Também formado como arquiteto, Stefano Macaluso é um dos ex-proprietários da marca Girard Perregaux. Hoje, ele é um designer freelancer. “O relógio é como um belo prédio com uma fachada, um layout, proporções e, acima de tudo, uma luz que penetra no interior. Mas em uma escala completamente diferente”, diz.
“Criar o design de um relógio é uma luta constante entre contradições”, porque “os mecanismos têm limites que não podem ser superados; eles precisam de espaço e de proteção, assim como um ser vivo”.
As margens de tolerância são às vezes inferiores a um milímetro. Além disso, é necessário preservar a imagem pré-existente de marcas que às vezes têm mais de um século de história”, destaca Macaluso, que também é um apaixonado por carros e piloto de rally.
Guy Bove: “Às vezes, leva anos para chegar a um acordo”
“Relógios não são projetados do zero”, afirma Guy Bove, que trabalhou para as marcas IWC, Chopard, Ferdinand Berthoud, Breitling e TAG Heuer. Mesmo que hoje existam cursos de especialização em design de relógios, como na Alta Escola de Arte e Design de Genebra, neste setor a maioria começa com arquitetura, design de automóveis ou de roupas.
“Eu não estudei design de relógios”, confirma Bove, que diz ter trabalhado no setor por pelo menos três anos antes de dominar seus códigos. Muitas vezes, é graças a um mentor que se consegue se impor neste ambiente profissional altamente seletivo. “No meu caso, o exemplo foi Miodrag Mijatovic, fundador da M-Design”, conta Bove. M-Design é uma empresa que trabalha desde os anos 1980 para algumas das maiores marcas de relógios suíços.

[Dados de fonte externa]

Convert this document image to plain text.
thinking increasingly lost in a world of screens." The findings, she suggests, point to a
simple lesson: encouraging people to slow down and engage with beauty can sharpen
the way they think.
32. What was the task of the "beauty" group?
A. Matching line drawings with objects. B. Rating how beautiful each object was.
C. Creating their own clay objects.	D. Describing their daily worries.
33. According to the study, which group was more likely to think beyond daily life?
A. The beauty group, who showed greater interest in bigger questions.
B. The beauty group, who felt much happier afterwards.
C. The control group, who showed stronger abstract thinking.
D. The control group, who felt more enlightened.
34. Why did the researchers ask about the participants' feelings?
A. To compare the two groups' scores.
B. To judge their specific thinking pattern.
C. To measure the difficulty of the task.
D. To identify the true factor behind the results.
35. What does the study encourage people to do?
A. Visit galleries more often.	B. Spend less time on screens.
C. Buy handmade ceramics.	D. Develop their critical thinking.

Quanto tempo leva para projetar um novo relógio? “Pouco e muito”, responde laconicamente Bove. “Podem se passar alguns dias antes que aceite apresentar minha ideia, e anos até que todos concordem com o lançamento do relógio”. Os designers também evitam revelar o preço de seus serviços, mas alguns projetos prestigiosos podem render dezenas de milhares de francos para quem os cria.